OSWALD OBERHUBER
26. 1. – 19. 2. 2006
Anlässlich seines 75. Geburtstages lädt die Secession ihr Ehrenmitglied Oswald Oberhuber zu einer Ausstellung ein. Oswald Oberhuber ist nicht zuletzt aufgrund der Breite seines künstlerischen Schaffens eine der herausragenden Gestalten der österreichischen Kunstgeschichte der letzten 50 Jahre. Neben seiner künstlerischen Arbeit hat er als Lehrer, Rektor der Hochschule für angewandte Kunst in Wien und Leiter der Galerie nächst St. Stephan wichtige Impulse für die Entwicklung der Kunst und ihre Vermittlung gesetzt. Die gemeinsam von Oswald Oberhuber und Dr. Robert Fleck, Direktor der Deichtorhallen Hamburg, konzipierte Ausstellung im Hauptraum und Grafischen Kabinett zeichnet ausgehend von den informellen Skulpturen der 50er und 60er Jahre den künstlerischen Werdegang Oberhubers exemplarisch nach und zeigt zum Teil erstmals seit vielen Jahren einflussreiche, oft aber wenig bekannte Werkkomplexe. Eine umfangreiche Zusammenstellung von Zeichnungen und eine Auswahl seiner Plakate verweisen auf die Vielfältigkeit dieses Werkes, das der von Oberhuber immer wieder geforderten Permanenten Veränderung Rechnung trägt.

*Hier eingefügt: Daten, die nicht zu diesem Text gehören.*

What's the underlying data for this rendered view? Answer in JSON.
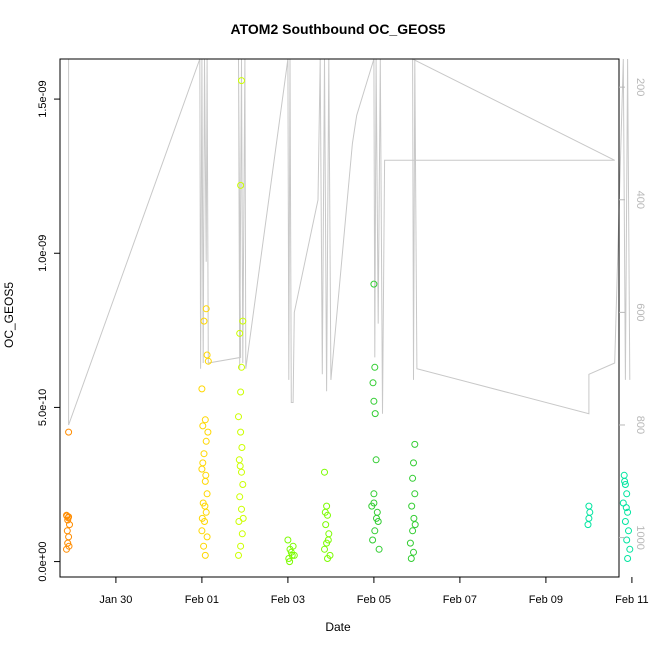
{
  "chart_data": {
    "type": "scatter",
    "title": "ATOM2 Southbound OC_GEOS5",
    "xlabel": "Date",
    "ylabel": "OC_GEOS5",
    "xlim": [
      -2.3,
      10.7
    ],
    "ylim": [
      -5e-11,
      1.63e-09
    ],
    "x_ticks": [
      {
        "value": -1,
        "label": "Jan 30"
      },
      {
        "value": 1,
        "label": "Feb 01"
      },
      {
        "value": 3,
        "label": "Feb 03"
      },
      {
        "value": 5,
        "label": "Feb 05"
      },
      {
        "value": 7,
        "label": "Feb 07"
      },
      {
        "value": 9,
        "label": "Feb 09"
      },
      {
        "value": 11,
        "label": "Feb 11"
      }
    ],
    "y_ticks": [
      {
        "value": 0,
        "label": "0.0e+00"
      },
      {
        "value": 5e-10,
        "label": "5.0e-10"
      },
      {
        "value": 1e-09,
        "label": "1.0e-09"
      },
      {
        "value": 1.5e-09,
        "label": "1.5e-09"
      }
    ],
    "y2_ticks": [
      {
        "value": 200,
        "label": "200"
      },
      {
        "value": 400,
        "label": "400"
      },
      {
        "value": 600,
        "label": "600"
      },
      {
        "value": 800,
        "label": "800"
      },
      {
        "value": 1000,
        "label": "1000"
      }
    ],
    "y2lim": [
      150,
      1070
    ],
    "y2_reversed": true,
    "grid": false,
    "series": [
      {
        "color": "#ff8c00",
        "points": [
          [
            -2.1,
            4.2e-10
          ],
          [
            -2.15,
            1.5e-10
          ],
          [
            -2.1,
            1.45e-10
          ],
          [
            -2.12,
            1.35e-10
          ],
          [
            -2.08,
            1.2e-10
          ],
          [
            -2.13,
            1e-10
          ],
          [
            -2.1,
            8e-11
          ],
          [
            -2.12,
            6e-11
          ],
          [
            -2.15,
            4e-11
          ],
          [
            -2.09,
            5e-11
          ],
          [
            -2.11,
            1.42e-10
          ],
          [
            -2.14,
            1.48e-10
          ]
        ]
      },
      {
        "color": "#ffd700",
        "points": [
          [
            1.0,
            5.6e-10
          ],
          [
            1.1,
            8.2e-10
          ],
          [
            1.05,
            7.8e-10
          ],
          [
            1.12,
            6.7e-10
          ],
          [
            1.15,
            6.5e-10
          ],
          [
            1.08,
            4.6e-10
          ],
          [
            1.02,
            4.4e-10
          ],
          [
            1.1,
            3.9e-10
          ],
          [
            1.05,
            3.5e-10
          ],
          [
            1.0,
            3e-10
          ],
          [
            1.08,
            2.6e-10
          ],
          [
            1.12,
            2.2e-10
          ],
          [
            1.03,
            1.9e-10
          ],
          [
            1.1,
            1.6e-10
          ],
          [
            1.06,
            1.3e-10
          ],
          [
            1.0,
            1e-10
          ],
          [
            1.12,
            8e-11
          ],
          [
            1.04,
            5e-11
          ],
          [
            1.08,
            2e-11
          ],
          [
            1.14,
            4.2e-10
          ],
          [
            1.02,
            3.2e-10
          ],
          [
            1.09,
            2.8e-10
          ],
          [
            1.07,
            1.8e-10
          ],
          [
            1.01,
            1.4e-10
          ]
        ]
      },
      {
        "color": "#ccff00",
        "points": [
          [
            1.92,
            1.56e-09
          ],
          [
            1.9,
            1.22e-09
          ],
          [
            1.95,
            7.8e-10
          ],
          [
            1.88,
            7.4e-10
          ],
          [
            1.92,
            6.3e-10
          ],
          [
            1.9,
            5.5e-10
          ],
          [
            1.85,
            4.7e-10
          ],
          [
            1.9,
            4.2e-10
          ],
          [
            1.93,
            3.7e-10
          ],
          [
            1.87,
            3.3e-10
          ],
          [
            1.92,
            2.9e-10
          ],
          [
            1.95,
            2.5e-10
          ],
          [
            1.88,
            2.1e-10
          ],
          [
            1.92,
            1.7e-10
          ],
          [
            1.86,
            1.3e-10
          ],
          [
            1.94,
            9e-11
          ],
          [
            1.9,
            5e-11
          ],
          [
            1.85,
            2e-11
          ],
          [
            1.96,
            1.4e-10
          ],
          [
            1.89,
            3.1e-10
          ]
        ]
      },
      {
        "color": "#7cfc00",
        "points": [
          [
            3.0,
            7e-11
          ],
          [
            3.05,
            4e-11
          ],
          [
            3.1,
            2e-11
          ],
          [
            3.02,
            1e-11
          ],
          [
            3.08,
            3e-11
          ],
          [
            3.12,
            5e-11
          ],
          [
            3.04,
            0
          ],
          [
            3.15,
            2e-11
          ],
          [
            3.85,
            2.9e-10
          ],
          [
            3.9,
            1.8e-10
          ],
          [
            3.92,
            1.5e-10
          ],
          [
            3.88,
            1.2e-10
          ],
          [
            3.95,
            9e-11
          ],
          [
            3.9,
            6e-11
          ],
          [
            3.85,
            4e-11
          ],
          [
            3.98,
            2e-11
          ],
          [
            3.92,
            1e-11
          ],
          [
            3.87,
            1.6e-10
          ],
          [
            3.94,
            7e-11
          ]
        ]
      },
      {
        "color": "#32cd32",
        "points": [
          [
            5.0,
            9e-10
          ],
          [
            5.02,
            6.3e-10
          ],
          [
            4.98,
            5.8e-10
          ],
          [
            5.0,
            5.2e-10
          ],
          [
            5.03,
            4.8e-10
          ],
          [
            5.05,
            3.3e-10
          ],
          [
            5.0,
            2.2e-10
          ],
          [
            4.95,
            1.8e-10
          ],
          [
            5.08,
            1.6e-10
          ],
          [
            5.1,
            1.3e-10
          ],
          [
            5.02,
            1e-10
          ],
          [
            4.97,
            7e-11
          ],
          [
            5.12,
            4e-11
          ],
          [
            5.06,
            1.4e-10
          ],
          [
            5.0,
            1.9e-10
          ],
          [
            5.95,
            3.8e-10
          ],
          [
            5.92,
            3.2e-10
          ],
          [
            5.9,
            2.7e-10
          ],
          [
            5.95,
            2.2e-10
          ],
          [
            5.88,
            1.8e-10
          ],
          [
            5.93,
            1.4e-10
          ],
          [
            5.9,
            1e-10
          ],
          [
            5.85,
            6e-11
          ],
          [
            5.92,
            3e-11
          ],
          [
            5.87,
            1e-11
          ],
          [
            5.96,
            1.2e-10
          ]
        ]
      },
      {
        "color": "#00e5a0",
        "points": [
          [
            10.0,
            1.8e-10
          ],
          [
            10.02,
            1.6e-10
          ],
          [
            10.0,
            1.4e-10
          ],
          [
            9.98,
            1.2e-10
          ],
          [
            10.82,
            2.8e-10
          ],
          [
            10.85,
            2.5e-10
          ],
          [
            10.88,
            2.2e-10
          ],
          [
            10.8,
            1.9e-10
          ],
          [
            10.9,
            1.6e-10
          ],
          [
            10.85,
            1.3e-10
          ],
          [
            10.92,
            1e-10
          ],
          [
            10.88,
            7e-11
          ],
          [
            10.95,
            4e-11
          ],
          [
            10.9,
            1e-11
          ],
          [
            10.83,
            2.6e-10
          ],
          [
            10.87,
            1.75e-10
          ]
        ]
      }
    ],
    "pressure_trace": [
      [
        -2.1,
        150
      ],
      [
        -2.1,
        800
      ],
      [
        0.95,
        150
      ],
      [
        0.97,
        700
      ],
      [
        1.0,
        150
      ],
      [
        1.03,
        690
      ],
      [
        1.06,
        150
      ],
      [
        1.1,
        510
      ],
      [
        1.12,
        150
      ],
      [
        1.15,
        690
      ],
      [
        1.9,
        680
      ],
      [
        1.85,
        150
      ],
      [
        1.88,
        700
      ],
      [
        1.92,
        150
      ],
      [
        1.95,
        690
      ],
      [
        2.0,
        150
      ],
      [
        2.02,
        700
      ],
      [
        3.0,
        150
      ],
      [
        3.02,
        720
      ],
      [
        3.05,
        150
      ],
      [
        3.08,
        760
      ],
      [
        3.12,
        760
      ],
      [
        3.15,
        600
      ],
      [
        3.7,
        400
      ],
      [
        3.75,
        150
      ],
      [
        3.8,
        710
      ],
      [
        3.85,
        150
      ],
      [
        3.9,
        740
      ],
      [
        3.95,
        150
      ],
      [
        4.0,
        720
      ],
      [
        4.5,
        300
      ],
      [
        4.6,
        250
      ],
      [
        5.0,
        150
      ],
      [
        5.02,
        680
      ],
      [
        5.05,
        150
      ],
      [
        5.1,
        620
      ],
      [
        5.15,
        150
      ],
      [
        5.2,
        780
      ],
      [
        5.25,
        330
      ],
      [
        7.0,
        330
      ],
      [
        8.5,
        330
      ],
      [
        10.0,
        330
      ],
      [
        10.6,
        330
      ],
      [
        5.9,
        150
      ],
      [
        5.92,
        720
      ],
      [
        5.95,
        150
      ],
      [
        6.0,
        700
      ],
      [
        10.0,
        780
      ],
      [
        10.0,
        710
      ],
      [
        10.6,
        690
      ],
      [
        10.8,
        150
      ],
      [
        10.85,
        720
      ],
      [
        10.9,
        150
      ],
      [
        10.95,
        720
      ]
    ],
    "pressure_color": "#c8c8c8"
  }
}
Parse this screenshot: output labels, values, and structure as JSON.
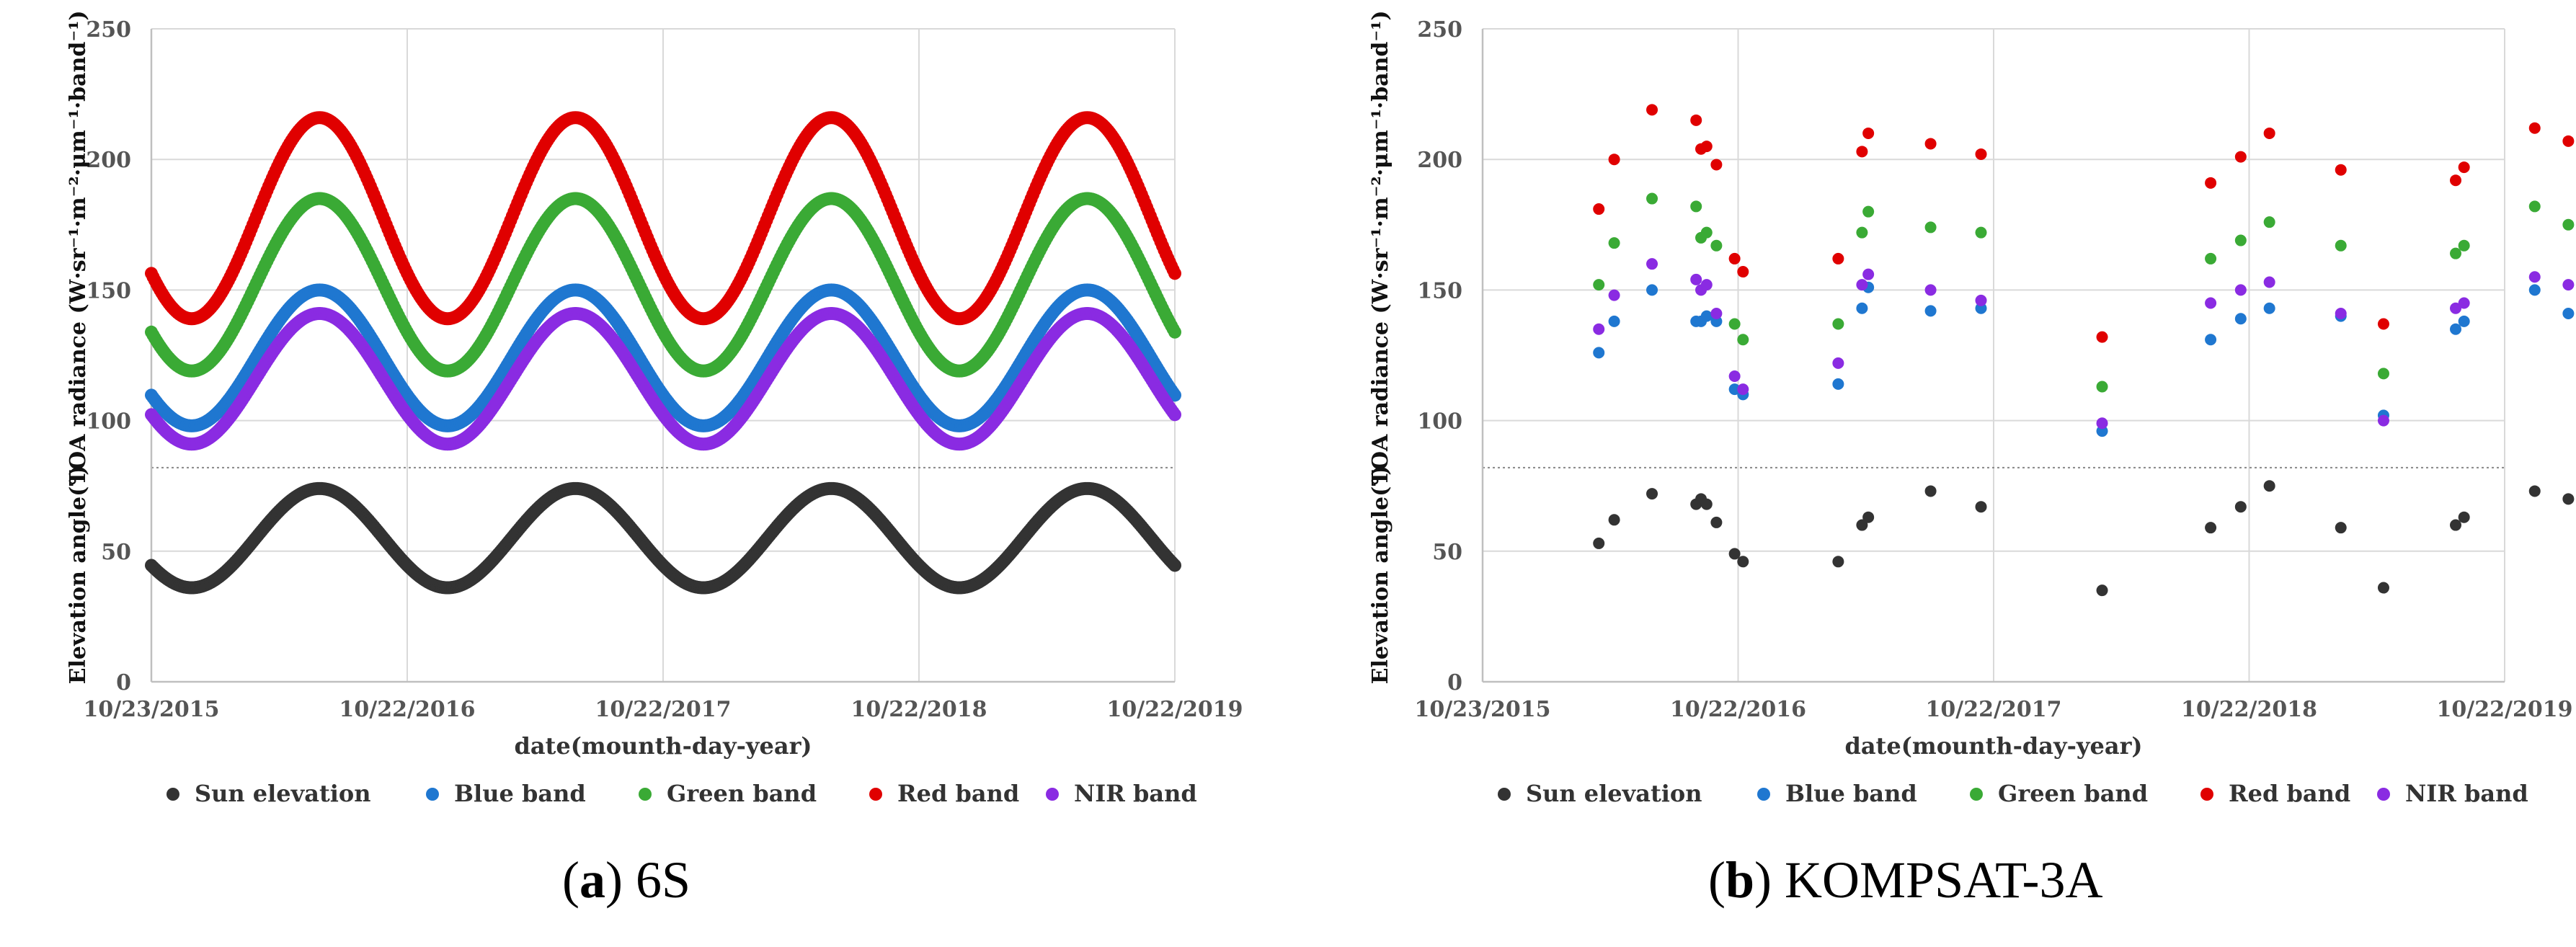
{
  "chart_data": [
    {
      "type": "scatter",
      "panel": "a",
      "caption_label": "a",
      "caption_text": "6S",
      "xlabel": "date(mounth-day-year)",
      "ylabel_top": "TOA radiance (W·sr⁻¹·m⁻²·μm⁻¹·band⁻¹)",
      "ylabel_bottom": "Elevation angle(°)",
      "x_tick_labels": [
        "10/23/2015",
        "10/22/2016",
        "10/22/2017",
        "10/22/2018",
        "10/22/2019"
      ],
      "x_tick_values": [
        0,
        365,
        730,
        1095,
        1460
      ],
      "xlim": [
        0,
        1460
      ],
      "ylim": [
        0,
        250
      ],
      "y_ticks": [
        0,
        50,
        100,
        150,
        200,
        250
      ],
      "separator_y": 82,
      "grid": true,
      "legend_position": "bottom",
      "series": [
        {
          "name": "Sun elevation",
          "color": "#333333",
          "model": {
            "mean": 55,
            "amp": 19,
            "peak_day": 240
          }
        },
        {
          "name": "Blue band",
          "color": "#1f77d0",
          "model": {
            "mean": 124,
            "amp": 26,
            "peak_day": 240
          }
        },
        {
          "name": "Green band",
          "color": "#3aaa35",
          "model": {
            "mean": 152,
            "amp": 33,
            "peak_day": 240
          }
        },
        {
          "name": "Red band",
          "color": "#e00000",
          "model": {
            "mean": 177.5,
            "amp": 38.5,
            "peak_day": 240
          }
        },
        {
          "name": "NIR band",
          "color": "#8a2be2",
          "model": {
            "mean": 116,
            "amp": 25,
            "peak_day": 240
          }
        }
      ]
    },
    {
      "type": "scatter",
      "panel": "b",
      "caption_label": "b",
      "caption_text": "KOMPSAT-3A",
      "xlabel": "date(mounth-day-year)",
      "ylabel_top": "TOA radiance (W·sr⁻¹·m⁻²·μm⁻¹·band⁻¹)",
      "ylabel_bottom": "Elevation angle(°)",
      "x_tick_labels": [
        "10/23/2015",
        "10/22/2016",
        "10/22/2017",
        "10/22/2018",
        "10/22/2019"
      ],
      "x_tick_values": [
        0,
        365,
        730,
        1095,
        1460
      ],
      "xlim": [
        0,
        1460
      ],
      "ylim": [
        0,
        250
      ],
      "y_ticks": [
        0,
        50,
        100,
        150,
        200,
        250
      ],
      "separator_y": 82,
      "grid": true,
      "legend_position": "bottom",
      "x": [
        166,
        188,
        242,
        305,
        312,
        320,
        334,
        360,
        372,
        508,
        542,
        551,
        640,
        712,
        885,
        1040,
        1083,
        1124,
        1226,
        1287,
        1390,
        1402,
        1503,
        1551
      ],
      "series": [
        {
          "name": "Sun elevation",
          "color": "#333333",
          "values": [
            53,
            62,
            72,
            68,
            70,
            68,
            61,
            49,
            46,
            46,
            60,
            63,
            73,
            67,
            35,
            59,
            67,
            75,
            59,
            36,
            60,
            63,
            73,
            70
          ]
        },
        {
          "name": "Blue band",
          "color": "#1f77d0",
          "values": [
            126,
            138,
            150,
            138,
            138,
            140,
            138,
            112,
            110,
            114,
            143,
            151,
            142,
            143,
            96,
            131,
            139,
            143,
            140,
            102,
            135,
            138,
            150,
            141
          ]
        },
        {
          "name": "Green band",
          "color": "#3aaa35",
          "values": [
            152,
            168,
            185,
            182,
            170,
            172,
            167,
            137,
            131,
            137,
            172,
            180,
            174,
            172,
            113,
            162,
            169,
            176,
            167,
            118,
            164,
            167,
            182,
            175
          ]
        },
        {
          "name": "Red band",
          "color": "#e00000",
          "values": [
            181,
            200,
            219,
            215,
            204,
            205,
            198,
            162,
            157,
            162,
            203,
            210,
            206,
            202,
            132,
            191,
            201,
            210,
            196,
            137,
            192,
            197,
            212,
            207
          ]
        },
        {
          "name": "NIR band",
          "color": "#8a2be2",
          "values": [
            135,
            148,
            160,
            154,
            150,
            152,
            141,
            117,
            112,
            122,
            152,
            156,
            150,
            146,
            99,
            145,
            150,
            153,
            141,
            100,
            143,
            145,
            155,
            152
          ]
        }
      ]
    }
  ]
}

Oswald Oberhuber, geb. 1931, lebt und arbeitet in Wien.
CLEGG & GUTTMANN
3. 3. – 23. 4. 2006
In den Arbeiten von Michael Clegg und Martin Guttmann überschneiden sich Funktionen und Funktionalisierungen historischer, öffentlicher und institutioneller Räume. Ob sie Strukturen des ersten internationalen zionistischen Kongresses rekonstruieren, für Berlin ein Monument for Historical Change entwerfen oder Bibliotheken einrichten, die unkontrolliert zugänglich sind: Sie nehmen in jedem Fall die BetrachterInnen als BenutzerInnen ihrer Arbeiten in die Pflicht, sich diese Orte als historische und öffentliche anzueignen. Weil diese Aneignung in erster Linie als intellektueller Prozess verstanden wird, gehen mit den einzelnen Projekten theoretische Reflexionen und Textproduktionen einher, die als Diskussionen die Ausstellungen begleiten, als Publikationen über deren Ende hinaus wirksam bleiben. Für die Secession planen Clegg & Guttmann eine Aufarbeitung der Debatte zwischen Ernst Mach und Ludwig Boltzmann um die Gestalt der Atome, die während der 1890er Jahre in Wien ausgefochten wurde. Stellt sich jener Streit zunächst als eine wissenschaftsinterne Auseinandersetzung dar, vermag eine künstlerische Reflexion, wie Clegg & Guttmann sie vornehmen, tieferen Einblick in die politischen, sozialen und ästhetischen Zustände der Österreichisch-Ungarischen Monarchie am Fin de Siècle zu vermitteln.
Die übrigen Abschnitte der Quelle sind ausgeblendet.